I am trying to merge two pandas data frames (one is a spatial dataframe -sdf- and the other a simple dataframe) on a common field, GEOID using pd.merge. In the sdf, the GEOID is a string, in the df it was an int. I used the .astype('str') to convert the df GEOID field to a string as well. Still, when calling pd.merge the output is either blank or I get an error that says 'You are trying to merge on object and int64 columns.' I have confirmed with .dtypes() that both are strings. Any idea why the merge is not functioning?
I have tried converting both to string, as well as both to int. I also tried using pd.join and pd.concat but neither work as expected.
import pandas as pd
#Read in CSV with updates (would already be df from Socrata pull in real version)
updated_csv= r"C:\Users\mad10412\Desktop\Active_Business_Data_Edited.csv"

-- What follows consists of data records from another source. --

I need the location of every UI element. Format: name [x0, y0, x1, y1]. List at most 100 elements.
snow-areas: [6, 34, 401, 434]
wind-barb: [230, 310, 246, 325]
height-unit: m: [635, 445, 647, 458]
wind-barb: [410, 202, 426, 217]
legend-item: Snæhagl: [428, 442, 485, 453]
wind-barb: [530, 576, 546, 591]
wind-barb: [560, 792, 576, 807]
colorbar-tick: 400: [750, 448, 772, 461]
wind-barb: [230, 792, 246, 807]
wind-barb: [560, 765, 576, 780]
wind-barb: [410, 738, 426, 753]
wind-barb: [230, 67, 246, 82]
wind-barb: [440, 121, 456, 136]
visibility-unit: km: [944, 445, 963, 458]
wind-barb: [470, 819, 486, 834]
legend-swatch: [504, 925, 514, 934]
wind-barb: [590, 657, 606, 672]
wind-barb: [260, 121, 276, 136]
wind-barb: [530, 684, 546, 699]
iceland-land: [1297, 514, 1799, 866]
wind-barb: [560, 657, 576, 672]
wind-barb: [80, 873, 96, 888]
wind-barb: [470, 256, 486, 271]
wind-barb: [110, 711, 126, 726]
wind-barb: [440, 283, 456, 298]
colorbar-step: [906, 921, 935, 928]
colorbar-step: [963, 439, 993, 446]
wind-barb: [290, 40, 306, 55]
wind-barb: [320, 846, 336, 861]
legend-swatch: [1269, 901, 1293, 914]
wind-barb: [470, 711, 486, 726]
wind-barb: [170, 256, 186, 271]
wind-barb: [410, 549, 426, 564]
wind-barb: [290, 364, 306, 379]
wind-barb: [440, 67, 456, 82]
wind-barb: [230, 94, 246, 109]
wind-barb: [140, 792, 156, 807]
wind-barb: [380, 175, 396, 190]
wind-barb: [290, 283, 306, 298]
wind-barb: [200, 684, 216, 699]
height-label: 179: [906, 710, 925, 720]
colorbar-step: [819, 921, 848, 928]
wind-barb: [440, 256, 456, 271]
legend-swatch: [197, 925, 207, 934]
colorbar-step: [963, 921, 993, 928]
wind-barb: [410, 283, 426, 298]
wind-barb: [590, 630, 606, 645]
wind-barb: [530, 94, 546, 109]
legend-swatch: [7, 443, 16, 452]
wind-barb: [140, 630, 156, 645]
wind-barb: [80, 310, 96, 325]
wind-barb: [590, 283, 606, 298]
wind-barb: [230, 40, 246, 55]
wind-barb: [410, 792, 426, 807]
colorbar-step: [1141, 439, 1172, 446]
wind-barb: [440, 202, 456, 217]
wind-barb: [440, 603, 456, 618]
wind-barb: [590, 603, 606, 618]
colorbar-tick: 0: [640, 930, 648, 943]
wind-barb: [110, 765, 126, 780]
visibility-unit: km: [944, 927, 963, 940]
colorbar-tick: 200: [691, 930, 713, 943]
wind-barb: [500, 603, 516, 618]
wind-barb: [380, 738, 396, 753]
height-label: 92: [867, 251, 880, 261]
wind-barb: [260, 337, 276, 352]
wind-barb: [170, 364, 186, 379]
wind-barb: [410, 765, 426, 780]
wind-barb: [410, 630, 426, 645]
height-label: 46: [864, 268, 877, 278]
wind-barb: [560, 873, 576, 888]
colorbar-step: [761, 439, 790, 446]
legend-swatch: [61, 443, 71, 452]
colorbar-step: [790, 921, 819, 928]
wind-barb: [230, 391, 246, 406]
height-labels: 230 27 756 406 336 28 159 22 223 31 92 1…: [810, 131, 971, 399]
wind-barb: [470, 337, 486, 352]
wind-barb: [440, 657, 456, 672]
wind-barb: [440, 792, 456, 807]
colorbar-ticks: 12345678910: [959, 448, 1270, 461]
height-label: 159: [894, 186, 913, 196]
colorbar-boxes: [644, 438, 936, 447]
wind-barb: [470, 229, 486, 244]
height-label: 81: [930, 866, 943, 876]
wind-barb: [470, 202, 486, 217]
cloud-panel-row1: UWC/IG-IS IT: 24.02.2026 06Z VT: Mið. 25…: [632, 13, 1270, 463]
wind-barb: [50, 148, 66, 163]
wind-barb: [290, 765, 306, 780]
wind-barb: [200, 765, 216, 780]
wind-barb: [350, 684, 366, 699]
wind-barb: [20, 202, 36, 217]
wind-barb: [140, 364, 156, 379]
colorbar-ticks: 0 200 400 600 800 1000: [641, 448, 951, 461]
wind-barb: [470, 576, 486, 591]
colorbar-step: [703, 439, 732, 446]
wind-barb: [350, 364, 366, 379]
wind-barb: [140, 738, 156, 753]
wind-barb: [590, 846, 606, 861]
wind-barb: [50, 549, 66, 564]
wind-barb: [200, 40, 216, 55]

updated_csv_df = pd.read_csv(updated_csv)
updated_csv_df.head(5)
updated_csv_df['GEOID10']=updated_csv_df['GEOID10'].astype(str)
updated_csv_df.dtypes
output_layer_name = 'Join_Features_Test5'
actbus=gis.content.search(output_layer_name)
ActiveBusinesses_item = actbus[0]
ActiveBusinesses_item
ActiveBusinesses_flayer = ActiveBusinesses_item.layers[0]
ActiveBusinesses_flayer
ActiveBusinesses_fset = ActiveBusinesses_flayer.query() #querying without any conditions returns all the features
ActiveBusinesses_fset.sdf.head()
ActiveBusinesses_fset.sdf.shape
ActiveBusinesses_fset.sdf.dtypes
##Attempt 1: Includes original data and Adds Column names but no data
overlap_rows = ActiveBusinesses_fset.sdf.join(updated_csv_df.set_index('GEOID10'),on='GEOID10', lsuffix='_left', rsuffix='_right')
overlap_rows.head(10)
overlap_rows.to_csv("C:\\Users\\mad10412\\Desktop\\ConcatDF.csv")
##Attempt 2: Only includes column name. no data at all
overlap_rows = pd.merge(left = ActiveBusinesses_fset.sdf,
right = updated_csv_df,
how='inner',
on = 'GEOID10')
overlap_rows.head(5)
overlap_rows.to_csv("C:\\Users\\mad10412\\Desktop\\ConcatDF2.csv")
##Attempt 3: Includes all columns and all data, but GEOIDs don't match
result = pd.concat([ActiveBusinesses_fset.sdf, updated_csv_df], axis=1, join='inner')
result.head(5)
result.to_csv("C:\\Users\\mad10412\\Desktop\\ConcatDF3.csv")
##Attempt 4: Only includes column name. no data at all
left=ActiveBusinesses_fset.sdf
right=updated_csv_df
result = pd.merge(left, right, how='inner',on=['GEOID10', 'GEOID10'])
result.head(5)
result.to_csv("C:\\Users\\mad10412\\Desktop\\ConcatDF4.csv")
The data for both dataframes looks like this:
df=pd.DataFrame({'GEOID': ['060372932023', '060372941201', '060372932022'],
'Mining': [6, 4,2 ],
'Agriculture': [10, 12, 4]})
df
The only difference between the data frames is one has a shape column containing the geometry. Essentially, I am trying to merge these data frames together to find instances where the values for the fields such as Agriculture and Mining are different.
df=pd.DataFrame({'GEOID': ['060372932023', '060372941201', '060372932022'],
'Mining': [6, 4,2 ],
'Agriculture': [10, 12, 4],
'Mining2': [8, 3 , 1],
'Agriculture2': [14, 0, 6]})
df
This should yield in one row for each GEOID, with data from both dataframes. See the last code snippet comments for what the outputs actually look like.